A perfect example is King which, as delegates at last year’s DataIQ Link heard, needs to understand the 1.5 billion daily plays and what they mean commercially and for product development. Running a 200TB Hadoop data warehouse, it recently decided to migrate to an EXASOL solution which offers plug-and-play operation, four-fold storage increase and a continuation of the analytical performance it had already become used to.

To Auld, this is “a typical example of what you can do with an analytics engine” and working proof that data science can have a big impact when given the right operating environment. “Data scientists need to have certain guidelines for what you want them to achieve, but the goal is to throw away the constraints. To do that, you need compute power, performance and flexibility,” he says.

“King is finding that EXASOL gives them a way of working with their data that brings them gains. It is a data science machine, yet they also use it for low-level reporting. They can get information in seconds. They can generate BI without having to make changes to the data or the need for static numbers,” explains Auld.

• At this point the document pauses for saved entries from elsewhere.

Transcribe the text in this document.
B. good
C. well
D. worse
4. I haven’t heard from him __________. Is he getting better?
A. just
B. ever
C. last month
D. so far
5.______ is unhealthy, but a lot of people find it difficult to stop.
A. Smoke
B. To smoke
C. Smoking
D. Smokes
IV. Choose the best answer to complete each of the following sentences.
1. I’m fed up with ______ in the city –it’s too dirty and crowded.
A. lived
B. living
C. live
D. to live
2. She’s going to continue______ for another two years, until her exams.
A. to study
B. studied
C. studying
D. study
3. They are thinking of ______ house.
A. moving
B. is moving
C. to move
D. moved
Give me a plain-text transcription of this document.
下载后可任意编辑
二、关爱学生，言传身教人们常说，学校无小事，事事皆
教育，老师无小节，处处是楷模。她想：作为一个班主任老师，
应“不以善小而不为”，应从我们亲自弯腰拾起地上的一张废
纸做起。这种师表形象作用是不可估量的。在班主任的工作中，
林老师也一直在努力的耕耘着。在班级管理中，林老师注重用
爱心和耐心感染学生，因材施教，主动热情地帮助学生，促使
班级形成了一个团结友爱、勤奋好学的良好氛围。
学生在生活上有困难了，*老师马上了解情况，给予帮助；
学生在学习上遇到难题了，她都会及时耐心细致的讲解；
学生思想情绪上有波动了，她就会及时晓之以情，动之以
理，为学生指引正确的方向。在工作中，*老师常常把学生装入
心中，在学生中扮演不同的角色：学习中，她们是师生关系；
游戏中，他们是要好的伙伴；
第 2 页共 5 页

For many organisations hoping to scale up their data and analytics operation, one of the challenges is the problem of moving data in and out. Vendors know the pain – and have typically responded by effectively locking-in clients through aggressive pricing, bespoke data models or poor integration with other solutions. Where Auld’s company has been scoring is through its ability to be loaded from multiple different data sources and then to interrogate them through almost any front-end tool the user wants to deploy. EXASOL has a strategic partnership with Tableau, but can be used underneath Cognos, MicroStrategy, SAS and many more. 

Easing data in-out problems helps the vendor to gain buy-in from companies facing the challenge of fast-changing environments. Says Auld: “Large organisations have a lot of resource and development power, but change takes a long time and sometimes they can’t do it. We are seeing cultural shifts where a tech-savvy individual is looking at best practice and best-of-breed. That is where our opportunities arise because we can make progress without disrupting everything else.”

It is not just clients’ businesses that are accelerating their transformation. EXASOL has undergone its own quickening as clients increasing scale up. Typically, deployments start small and then grow. As a result, Auld says the market for his company’s solution is moving quicker than ever: “We have shortened our sales cycle from nine to five months in three years. It was 15 months when I started ten years ago. Companies that recognise turning data into value are making faster decisions.”